Роль Эльмера Райса на конгрессе не ограничилась, однако, тем, что он поднял острую тему о давлении повой цензуры на совесть писателей — цензуры денежных хозяев Америки. Он на себе показал силу такого давленья. Когда в закрытом заседании конгресса был поднят вопрос о протесте против войны и атомной бомбы хотя бы в форме приветствия тем писателям во всем мире, кто борется в своих книгах против применения термоядерного оружия, Эльмер Райс резко высказался против принятия такого приветствия. К счастью, он остался, при всей двойственности своей позиции, почти в полном одиночестве: приветствие было составлено, проголосовано и принято (пишу по печатным материалам газет, в частности — статье немецкого делегата Бодо Узе, «Зоннтаг», 29 июля 1956 г., Берлин, стр. 7) подавляющим большинством конгресса.
3
Среди всего нового и разнообразного, что говорилось о работе писателя для сцены и экрана, упомяну о крайне интересном сообщении Артура Колдер-Маршалла. Центром его речи, сковавшим внимание всех в зале, было сообщение об использовании в кино так называемого «порога видимости» и «порога слышимости», или по-английски обозначаемого коротким словечком «зрешолд» (the threshold of vision).

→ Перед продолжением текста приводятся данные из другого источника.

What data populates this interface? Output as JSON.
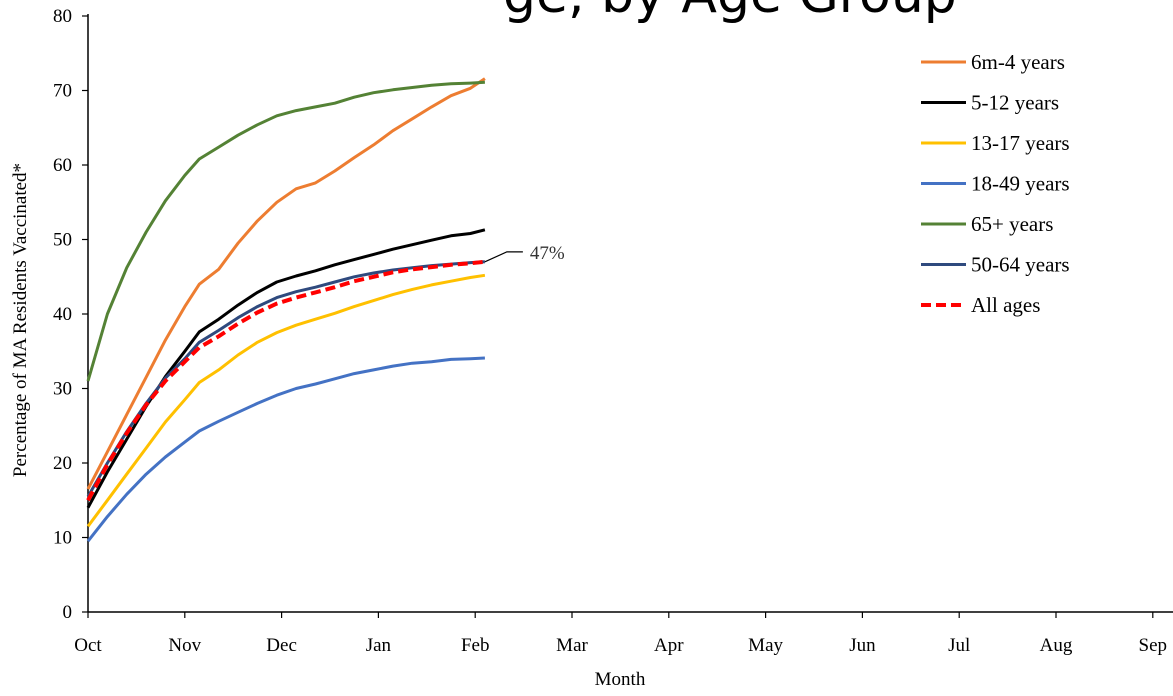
{
  "heading_fragment": "ge, by Age Group",
  "chart_data": {
    "type": "line",
    "xlabel": "Month",
    "ylabel": "Percentage of MA Residents Vaccinated*",
    "categories": [
      "Oct",
      "Nov",
      "Dec",
      "Jan",
      "Feb",
      "Mar",
      "Apr",
      "May",
      "Jun",
      "Jul",
      "Aug",
      "Sep"
    ],
    "ylim": [
      0,
      80
    ],
    "yticks": [
      0,
      10,
      20,
      30,
      40,
      50,
      60,
      70,
      80
    ],
    "grid": false,
    "legend_position": "top-right",
    "annotation": {
      "text": "47%",
      "x": 4.9,
      "y": 47
    },
    "series": [
      {
        "name": "6m-4 years",
        "color": "#ED7D31",
        "dash": false,
        "points": [
          [
            0,
            16.5
          ],
          [
            0.2,
            21.5
          ],
          [
            0.4,
            26.5
          ],
          [
            0.6,
            31.5
          ],
          [
            0.8,
            36.5
          ],
          [
            1.0,
            41.0
          ],
          [
            1.15,
            44.0
          ],
          [
            1.35,
            46.0
          ],
          [
            1.55,
            49.5
          ],
          [
            1.75,
            52.5
          ],
          [
            1.95,
            55.0
          ],
          [
            2.15,
            56.8
          ],
          [
            2.35,
            57.6
          ],
          [
            2.55,
            59.2
          ],
          [
            2.75,
            61.0
          ],
          [
            2.95,
            62.7
          ],
          [
            3.15,
            64.6
          ],
          [
            3.35,
            66.2
          ],
          [
            3.55,
            67.8
          ],
          [
            3.75,
            69.3
          ],
          [
            3.95,
            70.3
          ],
          [
            4.1,
            71.6
          ]
        ]
      },
      {
        "name": "5-12 years",
        "color": "#000000",
        "dash": false,
        "points": [
          [
            0,
            14.0
          ],
          [
            0.2,
            18.8
          ],
          [
            0.4,
            23.2
          ],
          [
            0.6,
            27.6
          ],
          [
            0.8,
            31.6
          ],
          [
            1.0,
            35.0
          ],
          [
            1.15,
            37.6
          ],
          [
            1.35,
            39.3
          ],
          [
            1.55,
            41.2
          ],
          [
            1.75,
            42.9
          ],
          [
            1.95,
            44.3
          ],
          [
            2.15,
            45.1
          ],
          [
            2.35,
            45.8
          ],
          [
            2.55,
            46.6
          ],
          [
            2.75,
            47.3
          ],
          [
            2.95,
            48.0
          ],
          [
            3.15,
            48.7
          ],
          [
            3.35,
            49.3
          ],
          [
            3.55,
            49.9
          ],
          [
            3.75,
            50.5
          ],
          [
            3.95,
            50.8
          ],
          [
            4.1,
            51.3
          ]
        ]
      },
      {
        "name": "13-17 years",
        "color": "#FFC000",
        "dash": false,
        "points": [
          [
            0,
            11.5
          ],
          [
            0.2,
            15.0
          ],
          [
            0.4,
            18.5
          ],
          [
            0.6,
            22.0
          ],
          [
            0.8,
            25.5
          ],
          [
            1.0,
            28.5
          ],
          [
            1.15,
            30.8
          ],
          [
            1.35,
            32.5
          ],
          [
            1.55,
            34.5
          ],
          [
            1.75,
            36.2
          ],
          [
            1.95,
            37.5
          ],
          [
            2.15,
            38.5
          ],
          [
            2.35,
            39.3
          ],
          [
            2.55,
            40.1
          ],
          [
            2.75,
            41.0
          ],
          [
            2.95,
            41.8
          ],
          [
            3.15,
            42.6
          ],
          [
            3.35,
            43.3
          ],
          [
            3.55,
            43.9
          ],
          [
            3.75,
            44.4
          ],
          [
            3.95,
            44.9
          ],
          [
            4.1,
            45.2
          ]
        ]
      },
      {
        "name": "18-49 years",
        "color": "#4472C4",
        "dash": false,
        "points": [
          [
            0,
            9.5
          ],
          [
            0.2,
            12.8
          ],
          [
            0.4,
            15.8
          ],
          [
            0.6,
            18.5
          ],
          [
            0.8,
            20.8
          ],
          [
            1.0,
            22.8
          ],
          [
            1.15,
            24.3
          ],
          [
            1.35,
            25.6
          ],
          [
            1.55,
            26.8
          ],
          [
            1.75,
            28.0
          ],
          [
            1.95,
            29.1
          ],
          [
            2.15,
            30.0
          ],
          [
            2.35,
            30.6
          ],
          [
            2.55,
            31.3
          ],
          [
            2.75,
            32.0
          ],
          [
            2.95,
            32.5
          ],
          [
            3.15,
            33.0
          ],
          [
            3.35,
            33.4
          ],
          [
            3.55,
            33.6
          ],
          [
            3.75,
            33.9
          ],
          [
            3.95,
            34.0
          ],
          [
            4.1,
            34.1
          ]
        ]
      },
      {
        "name": "65+ years",
        "color": "#548235",
        "dash": false,
        "points": [
          [
            0,
            31.0
          ],
          [
            0.2,
            40.0
          ],
          [
            0.4,
            46.2
          ],
          [
            0.6,
            51.0
          ],
          [
            0.8,
            55.2
          ],
          [
            1.0,
            58.6
          ],
          [
            1.15,
            60.8
          ],
          [
            1.35,
            62.4
          ],
          [
            1.55,
            64.0
          ],
          [
            1.75,
            65.4
          ],
          [
            1.95,
            66.6
          ],
          [
            2.15,
            67.3
          ],
          [
            2.35,
            67.8
          ],
          [
            2.55,
            68.3
          ],
          [
            2.75,
            69.1
          ],
          [
            2.95,
            69.7
          ],
          [
            3.15,
            70.1
          ],
          [
            3.35,
            70.4
          ],
          [
            3.55,
            70.7
          ],
          [
            3.75,
            70.9
          ],
          [
            3.95,
            71.0
          ],
          [
            4.1,
            71.1
          ]
        ]
      },
      {
        "name": "50-64 years",
        "color": "#2F4A7E",
        "dash": false,
        "points": [
          [
            0,
            15.5
          ],
          [
            0.2,
            20.0
          ],
          [
            0.4,
            24.2
          ],
          [
            0.6,
            28.0
          ],
          [
            0.8,
            31.4
          ],
          [
            1.0,
            34.0
          ],
          [
            1.15,
            36.2
          ],
          [
            1.35,
            37.8
          ],
          [
            1.55,
            39.5
          ],
          [
            1.75,
            41.0
          ],
          [
            1.95,
            42.2
          ],
          [
            2.15,
            43.0
          ],
          [
            2.35,
            43.6
          ],
          [
            2.55,
            44.3
          ],
          [
            2.75,
            45.0
          ],
          [
            2.95,
            45.5
          ],
          [
            3.15,
            45.9
          ],
          [
            3.35,
            46.2
          ],
          [
            3.55,
            46.5
          ],
          [
            3.75,
            46.7
          ],
          [
            3.95,
            46.9
          ],
          [
            4.1,
            47.0
          ]
        ]
      },
      {
        "name": "All ages",
        "color": "#FF0000",
        "dash": true,
        "points": [
          [
            0,
            15.0
          ],
          [
            0.2,
            19.8
          ],
          [
            0.4,
            24.0
          ],
          [
            0.6,
            27.8
          ],
          [
            0.8,
            31.0
          ],
          [
            1.0,
            33.6
          ],
          [
            1.15,
            35.5
          ],
          [
            1.35,
            37.0
          ],
          [
            1.55,
            38.7
          ],
          [
            1.75,
            40.2
          ],
          [
            1.95,
            41.4
          ],
          [
            2.15,
            42.2
          ],
          [
            2.35,
            42.9
          ],
          [
            2.55,
            43.6
          ],
          [
            2.75,
            44.4
          ],
          [
            2.95,
            45.0
          ],
          [
            3.15,
            45.6
          ],
          [
            3.35,
            46.0
          ],
          [
            3.55,
            46.3
          ],
          [
            3.75,
            46.6
          ],
          [
            3.95,
            46.8
          ],
          [
            4.1,
            47.0
          ]
        ]
      }
    ]
  }
}
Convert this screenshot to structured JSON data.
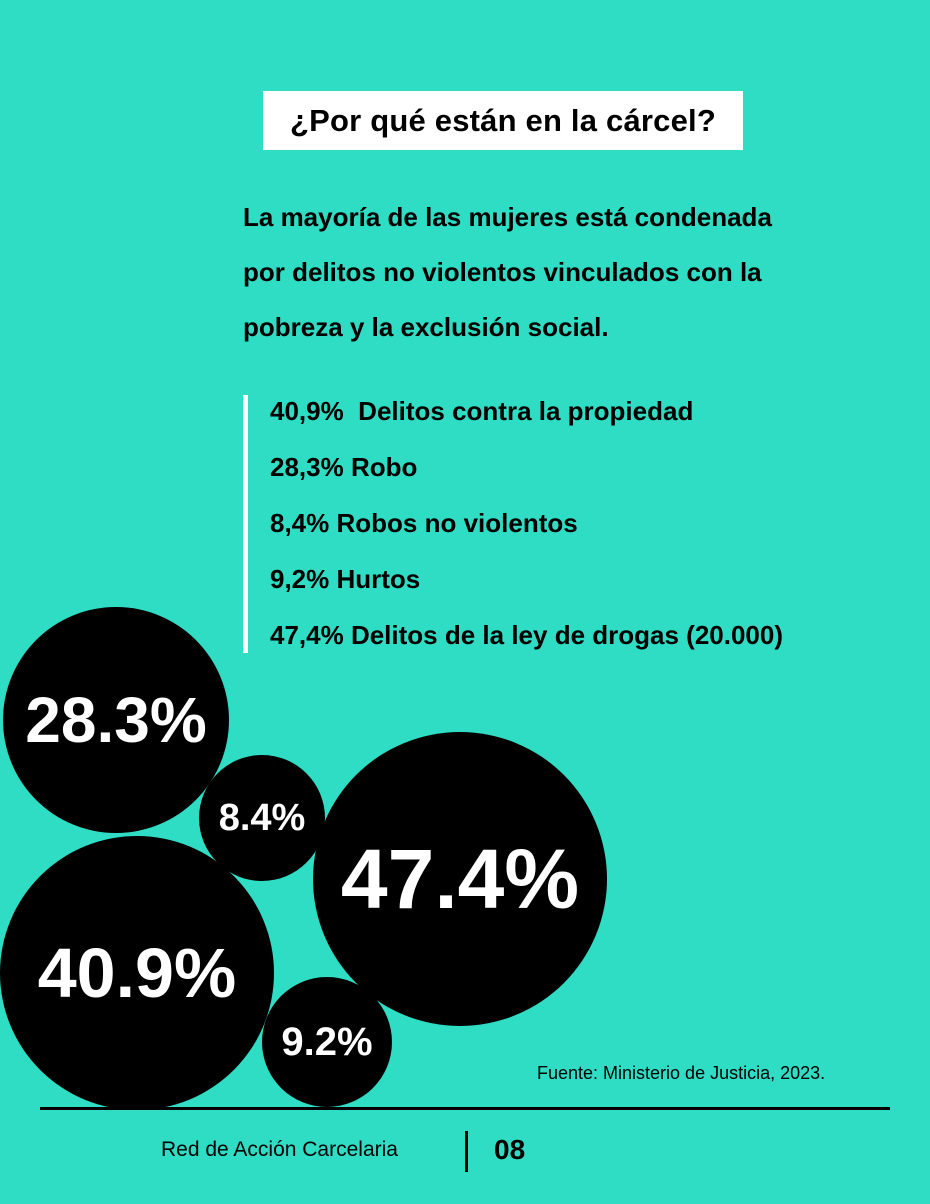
{
  "title": "¿Por qué están en la cárcel?",
  "intro_lines": [
    "La mayoría de las mujeres está condenada",
    "por delitos no violentos vinculados con la",
    "pobreza y la exclusión social."
  ],
  "stats": [
    "40,9%  Delitos contra la propiedad",
    "28,3% Robo",
    "8,4% Robos no violentos",
    "9,2% Hurtos",
    "47,4% Delitos de la ley de drogas (20.000)"
  ],
  "bubbles": [
    {
      "label": "28.3%",
      "value": 28.3
    },
    {
      "label": "8.4%",
      "value": 8.4
    },
    {
      "label": "47.4%",
      "value": 47.4
    },
    {
      "label": "40.9%",
      "value": 40.9
    },
    {
      "label": "9.2%",
      "value": 9.2
    }
  ],
  "source": "Fuente: Ministerio de Justicia, 2023.",
  "footer": {
    "organization": "Red de Acción Carcelaria",
    "page_number": "08"
  },
  "colors": {
    "background": "#2fdcc4",
    "bubble": "#000000",
    "bubble_text": "#ffffff",
    "title_box": "#ffffff"
  }
}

«Я не боюсь того, что мы видим или слышим в кино, но радио или на телевизоре, — сказал он, — Но я боюсь того, что слышим и все же не слышим, видим и все же не видим. Вот это — действительно опасно. Много лет назад мне пришлось смотреть красивенький документальный фильм о розовых садах старой Англии. Эстетически этот фильм «вопил». По, странным образом, совсем не розами. Многие из присутствующих пожаловались, что запахло чем-то гораздо более острым — человеческого происхождения. Загадка разъяснилась, когда фильм был исследован на специальном аппарате (movieola). Оказывается, редактор, чтоб удлинить фильм, вставил между каждым четырнадцатым кадром (frame) белый кадр, на котором написал (видимо, ради озорства. — М. Ш.) грубое ругательство, аромат которого и выявился в театре. Мы его видели, но не настолько продолжительно, чтоб узнать, что именно мы видим. Оно существовало лишь на пороге видения. Во время войны британские агенты, обучавшиеся для работы за границей, ложились спать с крохотным аппаратом в ухе, который шептал им, но очень тихо, так, чтоб не доводить до сознания, на языке той страны, где они должны были работать. Звук был на пороге слышания, и они обучались новому языку с удивительной быстротой. Совсем недавно один фабрикант мороженого использовал «порог видения» в кинематографе для своей рекламы, и продажа его продукции поднялась. Эксплуатация порога видения и слышания достаточно устрашающа. Насколько же страшнее возможность использования его бесчестными политиками, если только не сделать наказуемыми невидимые поля видения и неслышимые волны звука»[24].